I ricercatori hanno individuato ben tre siti idrotermali diversi in uno spazio di 100 chilometri, quando questi se ne aspettavano solo uno, ognuno dei quali rappresenta un diverso tipo di interazione acqua-roccia. La diversità delle scoperte, le loro impostazioni geologiche e loro relativo isolamento geografico rendono la Mid-Cayman un ambiente unico nel oceani del mondo.

“Questa è stata probabilmente la spedizione più a rischio che io abbia mai intrapreso”, ha detto lo scienziato Chris German, geochimico alla Woods Hole Oceanographic Institution, che ha aperto la strada all’uso di veicoli sottomarini autonomi per la ricerca di camini idrotermali. “Sappiamo che i camini idrotermali appaiono lungo le creste ogni 100 km circa. Ma questa cresta dorsale è di soli 100 chilometri di lunghezza, per cui ci aspettavamo di trovare le prove per un solo sito al massimo. Quindi trovarne tre  è stata una sorpresa – ma poi scoprire che i nostri dati indicano che ogni sito rappresenta un diverso stile di scarico – uno per ogni genere conosciuto, il tutto in più o meno lo stesso posto – è stato straordinario. “

hydrothermal_vent“Essendo i più profondi, questi camini idrotermali sostengono le comunità di organismi che sono le più lontane dalla superficie dell’oceano e dalle fonti di energia come la luce del sole”, ha detto Max Coleman. “La maggior parte della vita sulla Terra è sostenuta da catene alimentari che iniziano con la luce solare come fonte di energia. Questa non è una opzione possibile per la vita in profondità nell’oceano di Europa (un satellite ghiacciato di Giove), che è tra le priorità dalla NASA per una futura esplorazione.
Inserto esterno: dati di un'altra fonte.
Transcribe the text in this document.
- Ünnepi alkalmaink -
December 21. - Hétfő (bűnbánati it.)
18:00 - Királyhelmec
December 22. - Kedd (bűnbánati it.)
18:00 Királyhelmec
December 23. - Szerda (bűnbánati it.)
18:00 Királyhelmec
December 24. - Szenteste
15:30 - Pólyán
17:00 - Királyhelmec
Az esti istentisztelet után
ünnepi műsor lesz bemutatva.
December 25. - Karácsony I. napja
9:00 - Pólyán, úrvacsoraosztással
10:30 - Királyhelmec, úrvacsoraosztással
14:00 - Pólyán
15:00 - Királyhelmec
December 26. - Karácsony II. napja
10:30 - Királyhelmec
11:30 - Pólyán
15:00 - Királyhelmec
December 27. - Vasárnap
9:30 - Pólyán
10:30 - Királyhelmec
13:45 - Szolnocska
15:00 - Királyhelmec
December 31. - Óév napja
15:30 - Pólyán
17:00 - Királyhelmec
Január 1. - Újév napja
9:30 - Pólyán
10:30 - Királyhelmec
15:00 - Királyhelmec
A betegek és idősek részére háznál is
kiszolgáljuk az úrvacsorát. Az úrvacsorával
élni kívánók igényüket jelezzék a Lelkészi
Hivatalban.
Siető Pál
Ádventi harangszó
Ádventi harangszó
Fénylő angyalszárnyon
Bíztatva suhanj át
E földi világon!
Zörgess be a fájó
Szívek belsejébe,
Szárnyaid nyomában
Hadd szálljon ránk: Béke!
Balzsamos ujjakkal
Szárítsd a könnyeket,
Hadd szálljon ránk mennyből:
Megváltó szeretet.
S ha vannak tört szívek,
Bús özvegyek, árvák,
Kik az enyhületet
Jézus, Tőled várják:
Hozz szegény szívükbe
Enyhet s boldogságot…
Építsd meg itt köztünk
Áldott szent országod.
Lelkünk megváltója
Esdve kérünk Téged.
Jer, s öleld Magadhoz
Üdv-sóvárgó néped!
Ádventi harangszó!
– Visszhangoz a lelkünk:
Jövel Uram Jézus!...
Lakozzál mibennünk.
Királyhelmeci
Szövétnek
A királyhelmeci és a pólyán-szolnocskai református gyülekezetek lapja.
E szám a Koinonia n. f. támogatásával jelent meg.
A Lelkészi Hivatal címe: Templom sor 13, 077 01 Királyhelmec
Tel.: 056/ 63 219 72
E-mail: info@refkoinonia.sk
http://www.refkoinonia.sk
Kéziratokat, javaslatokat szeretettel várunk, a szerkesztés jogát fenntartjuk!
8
Tuttavia, gli organismi attorno agli sfiati profondi ottengono energia dalle sostanze chimiche dei fluidi idrotermali, uno scenario che pensiamo sia simile al fondo marino di Europa, e questo lavoro ci aiuterà a capire ciò che potremmo trovare quando vi cercheremo la vita. “

“Siamo stati particolarmente felici di questa scoperta a quasi 5.000 metri di profondità”, ha detto Julie Huber, astrobiologa presso il Marine Biological Laboratory di Woods Hole, che ha anche raccolto e analizzato i campioni, “Non abbiamo alcun dato sull’attività microbica negli sfiati idrotermici a questa profondità. Con questa combinazione di estrema pressione, temperatura e chimica, siamo sicuri di poter scoprire nuovi microbi in questo ambiente. Non vediamo l’ora di tornare alle Cayman e riprendere i campionamenti nel prossimo futuro. Siamo sicuri di ampliare i parametri conosciuti per lo sviluppo della vita sul nostro pianeta esplorando questi nuovi siti.”